Tilney’s research in Drosophila focused on the actin filaments. He observed the cross-linking of adjacent filaments and using forked proteins and fascin investigated how the bundles formed. He observed that in mutants, the aggregation of bundles did not occur which resulted in significantly smaller bundle sizes compared to the wild type. From this, he performed experiments using and removing cross-linking agents forked proteins and fascin to investigate each cross-linkers role in properly forming actin bundles. From his work, he reached the conclusions that forked proteins are used early in the process to aggregate smaller bundles into large ones and they also help the bundles come together. Forked proteins also help fascin entry into the bundles which allows the bundles to cross-link and align properly. He conducted further experiments using antibodies specific to fascin and the forked proteins to show when they were present in actin formation. From this research, he was able to identify that fascin was present predominantly during bundle elongation whereas the forked proteins were present during bundle formation and consequently played a significant role in the shape and size of the actin bundles. Further, it was demonstrated the amount of actin polymerization was also limited by the area where actin had the ability to adhere to connector material.

=== Toxoplasma gondii ===
Tilney also conducted research focused on Toxoplasma gondii and how its invasive stages acted in an actin-dependent fashion. To identify whether filaments form, Tilney induced actin polymerization on the anterior end of the parasite molecules using Jasplakinolide, an actin polymerization promoting and stabilizing molecule.

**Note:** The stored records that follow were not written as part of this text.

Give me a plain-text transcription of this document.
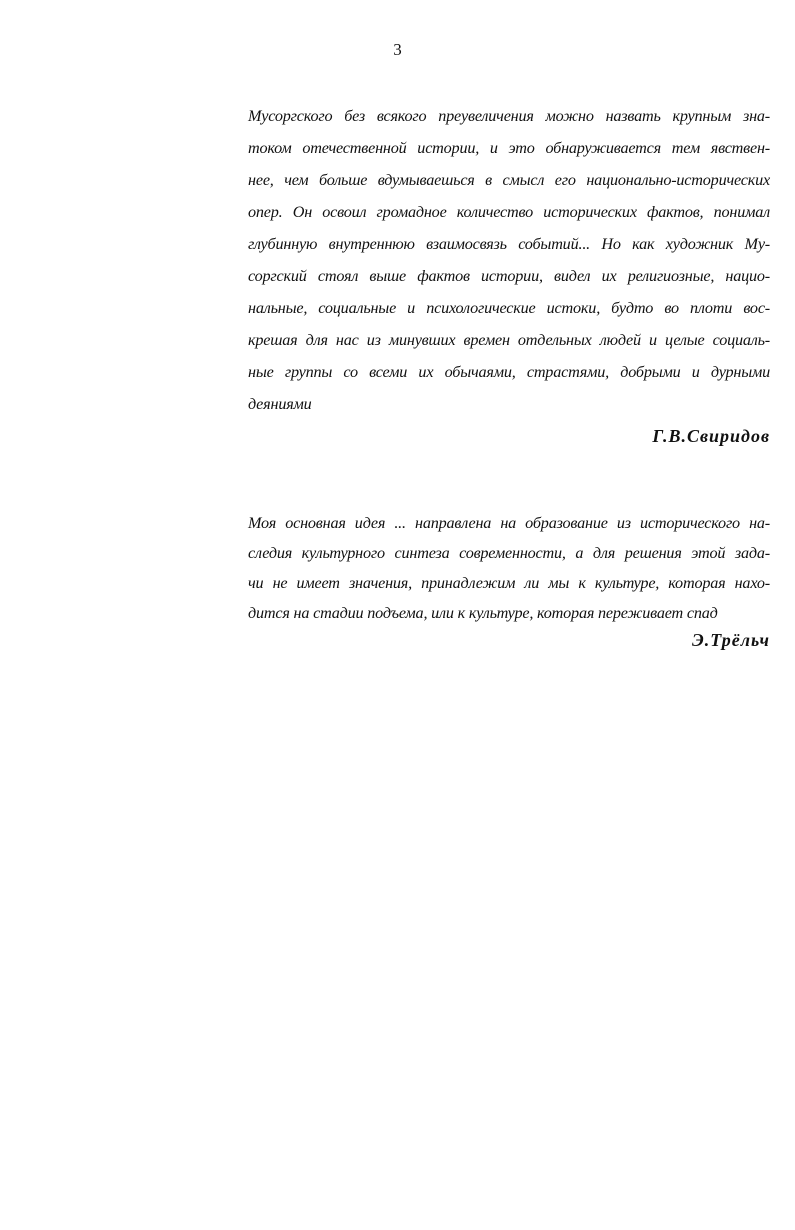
3
Мусоргского без всякого преувеличения можно назвать крупным зна-
током отечественной истории, и это обнаруживается тем явствен-
нее, чем больше вдумываешься в смысл его национально-исторических
опер. Он освоил громадное количество исторических фактов, понимал
глубинную внутреннюю взаимосвязь событий... Но как художник Му-
соргский стоял выше фактов истории, видел их религиозные, нацио-
нальные, социальные и психологические истоки, будто во плоти вос-
крешая для нас из минувших времен отдельных людей и целые социаль-
ные группы со всеми их обычаями, страстями, добрыми и дурными
деяниями
Г.В.Свиридов
Моя основная идея ... направлена на образование из исторического на-
следия культурного синтеза современности, а для решения этой зада-
чи не имеет значения, принадлежим ли мы к культуре, которая нахо-
дится на стадии подъема, или к культуре, которая переживает спад
Э.Трёльч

Following the introduction of Jasplakinolide, it was observed that the actin-binding protein myosin connected to the newly formed polymer which confirmed its identity to be actin. This represented the first time that this actin polymerization had been observed in parasites. Later research went on to show how protease inhibitors including cysteine and serine can modify the post-translational modifications in the processing of secretory proteins in the parasite.

==Awards and honors==
Tilney was elected into the National Academy of Sciences for cellular and developmental biology in 1998. He was elected alongside three other scientists in the field of cellular biology including Michael Levine, Lelio Orci, and Joan Ruderman. He was also awarded the Guggenheim Fellowship in 1975. This fellowship is awarded to those individuals who show excellent creativity in the sciences and produce scholarly work. It is awarded in the form of a grant that enables academic research.